Natural and social systems exhibit complex behavior reflecting their rich dynamics, whose governing laws are not fully known. This study develops a unified data-driven approach to estimate predictability of such systems when several independent realizations of the system's evolution are available. If the underlying dynamics are quasi-linear, the signal associated with the variable external factors, or forcings, can be estimated as the ensemble mean; this estimation can be optimized by filtering out the part of the variability with a low ensemble-mean-signal-to-residual-noise ratio. The dynamics of the residual internal variability is then encapsulated in an optimal, in a Bayesian sense, linear stochastic model able to predict the observed behavior. This model's self-forecast covariance matrices define a basis of patterns (directions) associated with the maximum forecast skill.
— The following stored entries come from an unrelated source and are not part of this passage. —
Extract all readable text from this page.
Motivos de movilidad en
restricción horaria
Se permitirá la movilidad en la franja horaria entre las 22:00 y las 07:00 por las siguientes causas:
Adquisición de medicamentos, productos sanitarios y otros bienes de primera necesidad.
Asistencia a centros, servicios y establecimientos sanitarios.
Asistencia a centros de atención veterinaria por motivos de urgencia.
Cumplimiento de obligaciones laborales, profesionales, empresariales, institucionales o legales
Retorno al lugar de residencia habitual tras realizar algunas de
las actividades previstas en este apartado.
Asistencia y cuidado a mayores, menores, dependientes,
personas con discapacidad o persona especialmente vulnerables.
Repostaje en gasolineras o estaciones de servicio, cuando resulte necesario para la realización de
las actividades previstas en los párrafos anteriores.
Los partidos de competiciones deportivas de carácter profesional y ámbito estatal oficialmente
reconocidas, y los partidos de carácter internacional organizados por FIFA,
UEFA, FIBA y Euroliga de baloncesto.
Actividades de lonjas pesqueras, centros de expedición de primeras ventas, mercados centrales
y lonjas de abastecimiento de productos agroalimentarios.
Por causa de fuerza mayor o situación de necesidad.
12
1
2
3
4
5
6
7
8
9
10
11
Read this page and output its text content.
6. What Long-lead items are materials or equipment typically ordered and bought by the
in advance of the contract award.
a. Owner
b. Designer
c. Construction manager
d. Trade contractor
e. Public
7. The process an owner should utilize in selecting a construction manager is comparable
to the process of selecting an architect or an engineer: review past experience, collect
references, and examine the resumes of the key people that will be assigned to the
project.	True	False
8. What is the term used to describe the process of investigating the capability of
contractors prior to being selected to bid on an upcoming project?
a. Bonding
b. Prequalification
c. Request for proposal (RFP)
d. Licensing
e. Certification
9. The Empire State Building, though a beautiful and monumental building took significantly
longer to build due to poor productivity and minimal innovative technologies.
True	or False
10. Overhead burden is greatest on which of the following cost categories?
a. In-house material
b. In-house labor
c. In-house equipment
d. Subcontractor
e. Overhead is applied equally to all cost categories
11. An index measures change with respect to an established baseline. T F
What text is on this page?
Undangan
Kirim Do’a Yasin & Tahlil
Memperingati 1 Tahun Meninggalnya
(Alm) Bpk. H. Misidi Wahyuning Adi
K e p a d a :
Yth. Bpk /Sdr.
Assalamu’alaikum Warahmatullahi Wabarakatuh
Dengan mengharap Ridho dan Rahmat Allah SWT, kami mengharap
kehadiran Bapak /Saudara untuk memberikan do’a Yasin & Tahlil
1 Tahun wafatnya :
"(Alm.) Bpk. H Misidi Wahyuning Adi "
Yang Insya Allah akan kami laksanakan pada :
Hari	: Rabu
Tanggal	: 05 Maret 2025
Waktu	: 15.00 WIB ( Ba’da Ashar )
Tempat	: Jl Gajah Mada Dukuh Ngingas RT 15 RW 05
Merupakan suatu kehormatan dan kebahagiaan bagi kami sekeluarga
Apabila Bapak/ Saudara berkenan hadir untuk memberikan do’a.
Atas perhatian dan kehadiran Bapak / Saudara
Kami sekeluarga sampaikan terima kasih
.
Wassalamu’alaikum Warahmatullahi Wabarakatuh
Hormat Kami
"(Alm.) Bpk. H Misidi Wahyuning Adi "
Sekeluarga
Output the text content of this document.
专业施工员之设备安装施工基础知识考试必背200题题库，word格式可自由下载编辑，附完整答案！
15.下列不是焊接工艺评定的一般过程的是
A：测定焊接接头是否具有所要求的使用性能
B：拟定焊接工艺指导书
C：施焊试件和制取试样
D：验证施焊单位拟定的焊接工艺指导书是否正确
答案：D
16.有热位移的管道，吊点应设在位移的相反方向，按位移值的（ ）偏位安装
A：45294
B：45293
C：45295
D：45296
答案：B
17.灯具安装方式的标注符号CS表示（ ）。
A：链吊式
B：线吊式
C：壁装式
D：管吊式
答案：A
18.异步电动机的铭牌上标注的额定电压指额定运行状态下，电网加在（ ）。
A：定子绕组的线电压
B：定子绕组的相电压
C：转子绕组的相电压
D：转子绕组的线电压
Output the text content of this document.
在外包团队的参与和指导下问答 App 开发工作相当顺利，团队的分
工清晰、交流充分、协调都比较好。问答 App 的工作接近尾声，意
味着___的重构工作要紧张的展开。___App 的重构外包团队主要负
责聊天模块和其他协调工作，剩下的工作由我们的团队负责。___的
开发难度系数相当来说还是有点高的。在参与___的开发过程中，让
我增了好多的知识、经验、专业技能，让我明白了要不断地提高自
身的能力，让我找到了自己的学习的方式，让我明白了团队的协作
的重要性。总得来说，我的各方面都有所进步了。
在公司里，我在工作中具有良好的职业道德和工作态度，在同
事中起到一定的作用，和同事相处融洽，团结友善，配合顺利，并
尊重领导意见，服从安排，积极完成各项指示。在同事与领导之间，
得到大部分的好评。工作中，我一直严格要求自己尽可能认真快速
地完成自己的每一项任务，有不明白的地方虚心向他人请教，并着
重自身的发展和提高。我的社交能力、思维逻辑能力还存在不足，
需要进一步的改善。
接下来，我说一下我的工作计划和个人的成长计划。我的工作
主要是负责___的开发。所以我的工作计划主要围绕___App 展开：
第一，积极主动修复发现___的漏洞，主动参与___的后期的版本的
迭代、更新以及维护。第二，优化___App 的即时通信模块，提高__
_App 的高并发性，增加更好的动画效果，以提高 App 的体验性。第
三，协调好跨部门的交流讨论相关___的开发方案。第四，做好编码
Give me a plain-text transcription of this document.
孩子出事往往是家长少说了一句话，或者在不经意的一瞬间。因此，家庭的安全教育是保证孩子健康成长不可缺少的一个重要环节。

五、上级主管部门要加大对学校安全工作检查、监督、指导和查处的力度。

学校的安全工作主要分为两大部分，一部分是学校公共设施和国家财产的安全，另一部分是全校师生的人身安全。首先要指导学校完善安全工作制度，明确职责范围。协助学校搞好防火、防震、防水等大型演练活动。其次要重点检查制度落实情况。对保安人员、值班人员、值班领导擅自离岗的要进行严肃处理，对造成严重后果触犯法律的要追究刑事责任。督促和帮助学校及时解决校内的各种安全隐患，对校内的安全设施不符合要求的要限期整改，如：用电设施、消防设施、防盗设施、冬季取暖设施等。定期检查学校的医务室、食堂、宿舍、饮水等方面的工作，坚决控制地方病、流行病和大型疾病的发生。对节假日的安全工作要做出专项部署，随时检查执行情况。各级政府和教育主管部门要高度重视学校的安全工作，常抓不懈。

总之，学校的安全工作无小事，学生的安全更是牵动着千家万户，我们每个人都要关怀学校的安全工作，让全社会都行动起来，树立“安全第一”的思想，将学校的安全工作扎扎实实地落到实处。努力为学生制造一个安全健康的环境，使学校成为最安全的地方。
Projecting the observed evolution onto these patterns produces the corresponding component time series. These ideas are illustrated by applying the proposed analysis technique to (1) ensemble data of regional sea-surface temperature evolution in the tropical Pacific generated by a state-of-the-art climate model and (2) consumer-spending records across multiple regions of the Russian Federation. These examples map out a range of possible solutions-from a solution characterized by a low-dimensional forced signal and a rich spectrum of predictable internal modes (1)-to the one in which the forced signal is extremely complex, but the number of predictable internal modes is limited (2). In each case, the proposed decompositions offer clues into the underlying dynamical processes, underscoring the usefulness of the proposed framework.